Labour's lost the argument on the numbers. Phil Goff was allowed to front up to the public woefully unprepared on Labour's economic policies. That was one of two things: incompetent or a deliberate undermining of the leader.
So which was it? Is Labour that inept that it allowed Phil Goff to go into a public debate woefully underprepared, or is there an anti-Goff agenda on display?
Neither possibility is likely to fill the undecided voter with enthusiasm about the Labour Party. But the latter possibility, that David Cunliffe was setting Phil Goff up deserves some scrutiny. Full marks to Andrea Vance for saying in print what others have been wondering.
4 comments:
Goodbye Labour, another 3 years in the wilderness beckons.
Try to learn the lessons this time of why no-one is listening to you.
Once you have learnt them, please be kind enough to pass the on to your equally useless green mates.
What a waste of space
"This is not a personal attack or slight.
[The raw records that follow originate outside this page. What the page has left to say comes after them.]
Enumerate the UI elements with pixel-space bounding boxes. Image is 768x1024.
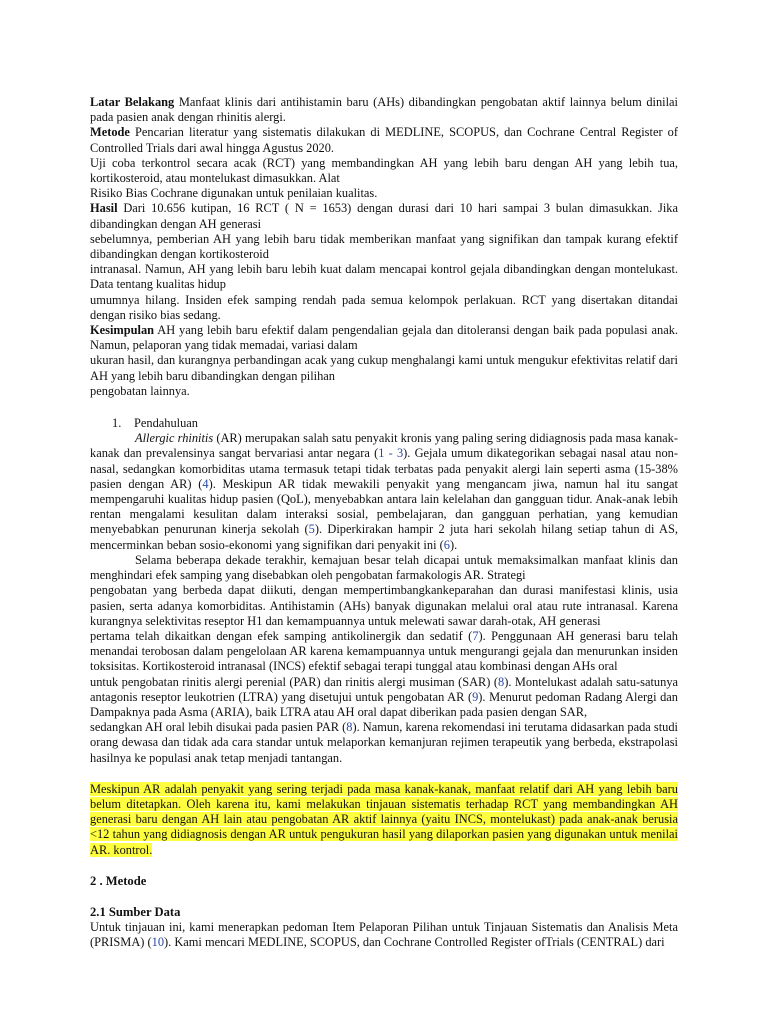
intro2-text-b: ). Penggunaan AH generasi baru telah menandai terobosan dalam pengelolaan AR karena kemampuannya untuk mengurangi gejala dan menurunkan insiden toksisitas. Kortikosteroid intranasal (INCS) efektif sebagai terapi tunggal atau kombinasi dengan AHs oral (90, 628, 678, 674)
intro-text-e: ). (449, 537, 458, 552)
intro-paragraph-1 (90, 431, 678, 553)
citation-link-8b[interactable]: 8 (346, 720, 353, 735)
intro-text-c: ). Meskipun AR tidak mewakili penyakit yang mengancam jiwa, namun hal itu sangat mempengaruhi kualitas hidup pasien (QoL), menyebabkan antara lain kelelahan dan gangguan tidur. Anak-anak lebih rentan mengalami kesulitan dalam interaksi sosial, pembelajaran, dan gangguan perhatian, yang kemudian menyebabkan penurunan kinerja sekolah ( (90, 476, 678, 537)
highlighted-text: Meskipun AR adalah penyakit yang sering terjadi pada masa kanak-kanak, manfaat relatif dari AH yang lebih baru belum ditetapkan. Oleh karena itu, kami melakukan tinjauan sistematis terhadap RCT yang membandingkan AH generasi baru dengan AH lain atau pengobatan AR aktif lainnya (yaitu INCS, montelukast) pada anak-anak berusia <12 tahun yang didiagnosis dengan AR untuk pengukuran hasil yang dilaporkan pasien yang digunakan untuk menilai AR. kontrol. (90, 781, 678, 857)
citation-link-9[interactable]: 9 (472, 689, 479, 704)
results-text: Dari 10.656 kutipan, 16 RCT ( N = 1653) dengan durasi dari 10 hari sampai 3 bulan dimasukkan. Jika dibandingkan dengan AH generasi (90, 201, 678, 231)
methods-text: Pencarian literatur yang sistematis dilakukan di MEDLINE, SCOPUS, dan Cochrane Central Register of Controlled Trials dari awal hingga Agustus 2020. (90, 125, 678, 155)
citation-link-1-3[interactable]: 1 - 3 (378, 446, 404, 461)
citation-link-5[interactable]: 5 (308, 522, 315, 537)
data-sources-paragraph (90, 920, 678, 950)
section-1-heading (112, 416, 678, 431)
data-sources-text-a: Untuk tinjauan ini, kami menerapkan pedoman Item Pelaporan Pilihan untuk Tinjauan Sistematis dan Analisis Meta (PRISMA) ( (90, 920, 678, 950)
abstract-results-2: sebelumnya, pemberian AH yang lebih baru tidak memberikan manfaat yang signifikan dan tampak kurang efektif dibandingkan dengan kortikosteroid (90, 231, 678, 262)
abstract-results-4: umumnya hilang. Insiden efek samping rendah pada semua kelompok perlakuan. RCT yang disertakan ditandai dengan risiko bias sedang. (90, 292, 678, 322)
spacer (90, 766, 678, 782)
intro2-text-d: ). Montelukast adalah satu-satunya antagonis reseptor leukotrien (LTRA) yang disetujui untuk pengobatan AR ( (90, 674, 679, 704)
intro-paragraph-2d (90, 675, 678, 721)
methods-label: Metode (90, 125, 130, 140)
citation-link-7[interactable]: 7 (472, 628, 479, 643)
intro-text-d: ). Diperkirakan hampir 2 juta hari sekolah hilang setiap tahun di AS, mencerminkan beban sosio-ekonomi yang signifikan dari penyakit ini ( (90, 522, 678, 552)
background-text: Manfaat klinis dari antihistamin baru (AHs) dibandingkan pengobatan aktif lainnya belum dinilai pada pasien anak dengan rhinitis alergi. (90, 95, 678, 125)
intro2-text-f: sedangkan AH oral lebih disukai pada pasien PAR ( (90, 720, 347, 735)
results-label: Hasil (90, 201, 118, 216)
intro-text-a: (AR) merupakan salah satu penyakit kronis yang paling sering didiagnosis pada masa kanak-kanak dan prevalensinya sangat bervariasi antar negara ( (90, 431, 678, 461)
section-2-1-heading: 2.1 Sumber Data (90, 904, 181, 919)
abstract-conclusion-3: pengobatan lainnya. (90, 383, 190, 398)
abstract-methods-3: Risiko Bias Cochrane digunakan untuk penilaian kualitas. (90, 186, 378, 201)
intro-paragraph-2b: pengobatan yang berbeda dapat diikuti, dengan mempertimbangkankeparahan dan durasi manifestasi klinis, usia pasien, serta adanya komorbiditas. Antihistamin (AHs) banyak digunakan melalui oral atau rute intranasal. Karena kurangnya selektivitas reseptor H1 dan kemampuannya untuk melewati sawar darah-otak, AH generasi (90, 583, 678, 628)
allergic-rhinitis-term: Allergic rhinitis (135, 431, 214, 446)
abstract-background (90, 95, 678, 125)
citation-link-10[interactable]: 10 (151, 935, 165, 950)
abstract-results-3: intranasal. Namun, AH yang lebih baru lebih kuat dalam mencapai kontrol gejala dibandingkan dengan montelukast. Data tentang kualitas hidup (90, 262, 678, 292)
intro2-text-a: pertama telah dikaitkan dengan efek samping antikolinergik dan sedatif ( (90, 628, 473, 643)
section-1-title: Pendahuluan (134, 416, 199, 431)
section-1-number: 1. (112, 416, 122, 431)
abstract-results (90, 201, 678, 231)
abstract-conclusion-2: ukuran hasil, dan kurangnya perbandingan acak yang cukup menghalangi kami untuk mengukur efektivitas relatif dari AH yang lebih baru dibandingkan dengan pilihan (90, 353, 678, 383)
intro2-text-e: ). Menurut pedoman Radang Alergi dan Dampaknya pada Asma (ARIA), baik LTRA atau AH oral dapat diberikan pada pasien dengan SAR, (90, 689, 678, 719)
citation-link-6[interactable]: 6 (443, 537, 450, 552)
intro-paragraph-2: Selama beberapa dekade terakhir, kemajuan besar telah dicapai untuk memaksimalkan manfaat klinis dan menghindari efek samping yang disebabkan oleh pengobatan farmakologis AR. Strategi (90, 552, 678, 583)
highlighted-paragraph (90, 782, 678, 858)
intro-paragraph-2e (90, 720, 678, 766)
document-body (90, 95, 678, 951)
intro-text-b: ). Gejala umum dikategorikan sebagai nasal atau non-nasal, sedangkan komorbiditas utama termasuk tetapi tidak terbatas pada penyakit alergi lain seperti asma (15-38% pasien dengan AR) ( (90, 446, 678, 491)
spacer (90, 889, 678, 905)
intro-paragraph-2c (90, 629, 678, 675)
citation-link-8[interactable]: 8 (498, 674, 505, 689)
background-label: Latar Belakang (90, 95, 175, 109)
abstract-methods-2: Uji coba terkontrol secara acak (RCT) yang membandingkan AH yang lebih baru dengan AH yang lebih tua, kortikosteroid, atau montelukast dimasukkan. Alat (90, 155, 678, 186)
spacer (90, 858, 678, 874)
intro2-text-c: untuk pengobatan rinitis alergi perenial (PAR) dan rinitis alergi musiman (SAR) ( (90, 674, 499, 689)
conclusion-text: AH yang lebih baru efektif dalam pengendalian gejala dan ditoleransi dengan baik pada populasi anak. Namun, pelaporan yang tidak memadai, variasi dalam (90, 323, 678, 353)
intro2-text-g: ). Namun, karena rekomendasi ini terutama didasarkan pada studi orang dewasa dan tidak ada cara standar untuk melaporkan kemanjuran rejimen terapeutik yang berbeda, ekstrapolasi hasilnya ke populasi anak tetap menjadi tantangan. (90, 720, 678, 765)
section-2-heading: 2 . Metode (90, 873, 147, 888)
conclusion-label: Kesimpulan (90, 323, 155, 338)
abstract-methods (90, 125, 678, 155)
citation-link-4[interactable]: 4 (202, 476, 209, 491)
abstract-conclusion (90, 323, 678, 353)
data-sources-text-b: ). Kami mencari MEDLINE, SCOPUS, dan Cochrane Controlled Register ofTrials (CENTRAL) dari (164, 935, 665, 950)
The simple fact is things have got worse since he has been Prime Minister."
- Unemployment increased by 50 per cent, leaving 157,000 people out of work.
- 100,000 Kiwis left for Australia
- Prices up nearly four times faster than incomes.
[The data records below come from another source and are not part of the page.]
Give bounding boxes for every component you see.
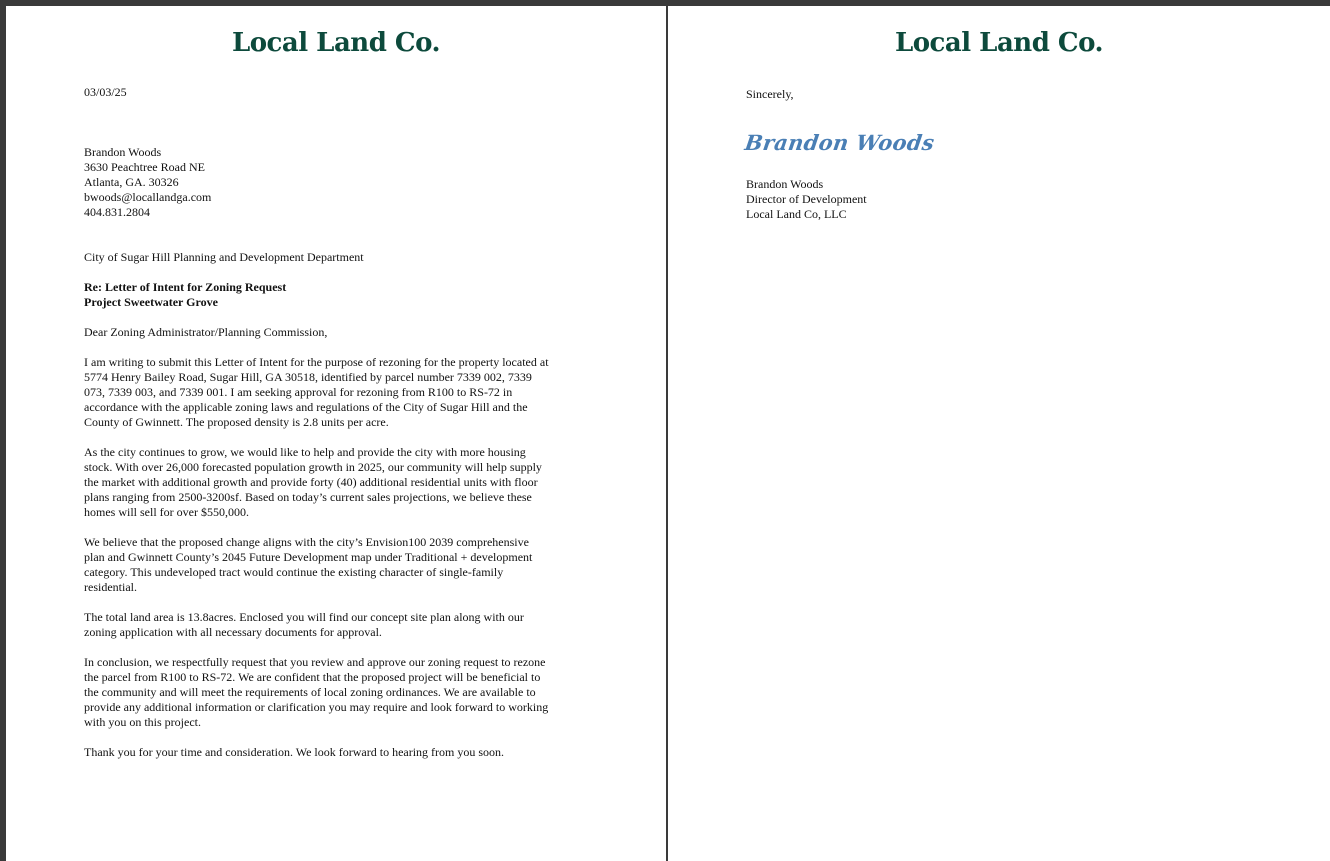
sender-city-state-zip: Atlanta, GA. 30326 <box>84 175 179 189</box>
paragraph-line: the community and will meet the requirements of local zoning ordinances. We are available to <box>84 685 536 699</box>
paragraph-1 <box>84 355 604 430</box>
page-1 <box>6 6 666 861</box>
paragraph-line: with you on this project. <box>84 715 201 729</box>
handwritten-signature: Brandon Woods <box>743 130 937 155</box>
paragraph-line: 073, 7339 003, and 7339 001. I am seeking approval for rezoning from R100 to RS-72 in <box>84 385 513 399</box>
salutation: Dear Zoning Administrator/Planning Commission, <box>84 325 328 339</box>
page-2 <box>668 6 1330 861</box>
paragraph-line: the market with additional growth and provide forty (40) additional residential units with floor <box>84 475 538 489</box>
paragraph-line: zoning application with all necessary documents for approval. <box>84 625 382 639</box>
recipient-line: City of Sugar Hill Planning and Development Department <box>84 250 364 264</box>
signer-title: Director of Development <box>746 192 867 206</box>
paragraph-6 <box>84 745 604 760</box>
paragraph-line: County of Gwinnett. The proposed density is 2.8 units per acre. <box>84 415 389 429</box>
paragraph-4 <box>84 610 604 640</box>
project-name: Project Sweetwater Grove <box>84 295 218 309</box>
paragraph-line: category. This undeveloped tract would continue the existing character of single-family <box>84 565 504 579</box>
letter-date: 03/03/25 <box>84 85 127 99</box>
sender-phone: 404.831.2804 <box>84 205 150 219</box>
paragraph-line: stock. With over 26,000 forecasted population growth in 2025, our community will help supply <box>84 460 542 474</box>
company-logo: Local Land Co. <box>894 28 1104 58</box>
sender-name: Brandon Woods <box>84 145 162 159</box>
paragraph-line: residential. <box>84 580 137 594</box>
paragraph-line: As the city continues to grow, we would like to help and provide the city with more housing <box>84 445 526 459</box>
paragraph-line: the parcel from R100 to RS-72. We are confident that the proposed project will be beneficial to <box>84 670 541 684</box>
paragraph-line: homes will sell for over $550,000. <box>84 505 249 519</box>
signer-company: Local Land Co, LLC <box>746 207 847 221</box>
paragraph-line: accordance with the applicable zoning laws and regulations of the City of Sugar Hill and the <box>84 400 528 414</box>
sender-street: 3630 Peachtree Road NE <box>84 160 205 174</box>
closing: Sincerely, <box>746 87 794 101</box>
paragraph-line: plans ranging from 2500-3200sf. Based on today’s current sales projections, we believe these <box>84 490 532 504</box>
paragraph-line: In conclusion, we respectfully request that you review and approve our zoning request to rezone <box>84 655 546 669</box>
signer-block <box>746 177 867 222</box>
company-logo: Local Land Co. <box>231 28 441 58</box>
paragraph-line: The total land area is 13.8acres. Enclosed you will find our concept site plan along with our <box>84 610 524 624</box>
subject-line: Re: Letter of Intent for Zoning Request <box>84 280 287 294</box>
signer-name: Brandon Woods <box>746 177 824 191</box>
paragraph-3 <box>84 535 604 595</box>
subject-block <box>84 280 286 310</box>
paragraph-5 <box>84 655 604 730</box>
paragraph-line: provide any additional information or clarification you may require and look forward to working <box>84 700 549 714</box>
paragraph-line: plan and Gwinnett County’s 2045 Future Development map under Traditional + development <box>84 550 533 564</box>
sender-email: bwoods@locallandga.com <box>84 190 212 204</box>
paragraph-line: 5774 Henry Bailey Road, Sugar Hill, GA 30518, identified by parcel number 7339 002, 7339 <box>84 370 532 384</box>
paragraph-line: We believe that the proposed change aligns with the city’s Envision100 2039 comprehensive <box>84 535 529 549</box>
paragraph-line: I am writing to submit this Letter of Intent for the purpose of rezoning for the property located at <box>84 355 549 369</box>
sender-address-block <box>84 145 211 220</box>
paragraph-2 <box>84 445 604 520</box>
paragraph-line: Thank you for your time and consideration. We look forward to hearing from you soon. <box>84 745 505 759</box>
- First credit rating downgrade in 13 years.
- 60,000 more on benefits costing $1b
- Wage gap with Australia increased by $32 a week.
- 55,200 people aged 15 to 24 not in education, employment or training.
- Economy grown by just 0.4 per cent
- Tax cuts actually cost an extra $1.1b in their first nine months.
- Underclass grown with 32000 more children living on benefit dependant households.
Phil Goff - still wasting space - because his list completely ignores the fact that during the 3 years in question the world economy has been through the worst period in 70 years, since the Great Depression.
We will never know if the figures would have been better or worse un Labour (thank goodness).
Against the measure of the larger Northern hemisphere economies NZ has done very well, and is a good news story. We are currently the 5th or 6th best performing economy in the OECD.
Who would know listening to the left in this country.
The fact is, you have to cut your cloth to suit the times you are in.
National have done that relatively well - so well done to them
@ Anon - you and Phil can spout these figures off to your heart's content. But the phone's off the hook; no-one's listening to Phil, except the blindly loyal. Even yesterday's policy release has gone down like a lead balloon; only 14.7% of people responding to the Stuff poll think WFF should be available to beneficiaries who aren't working.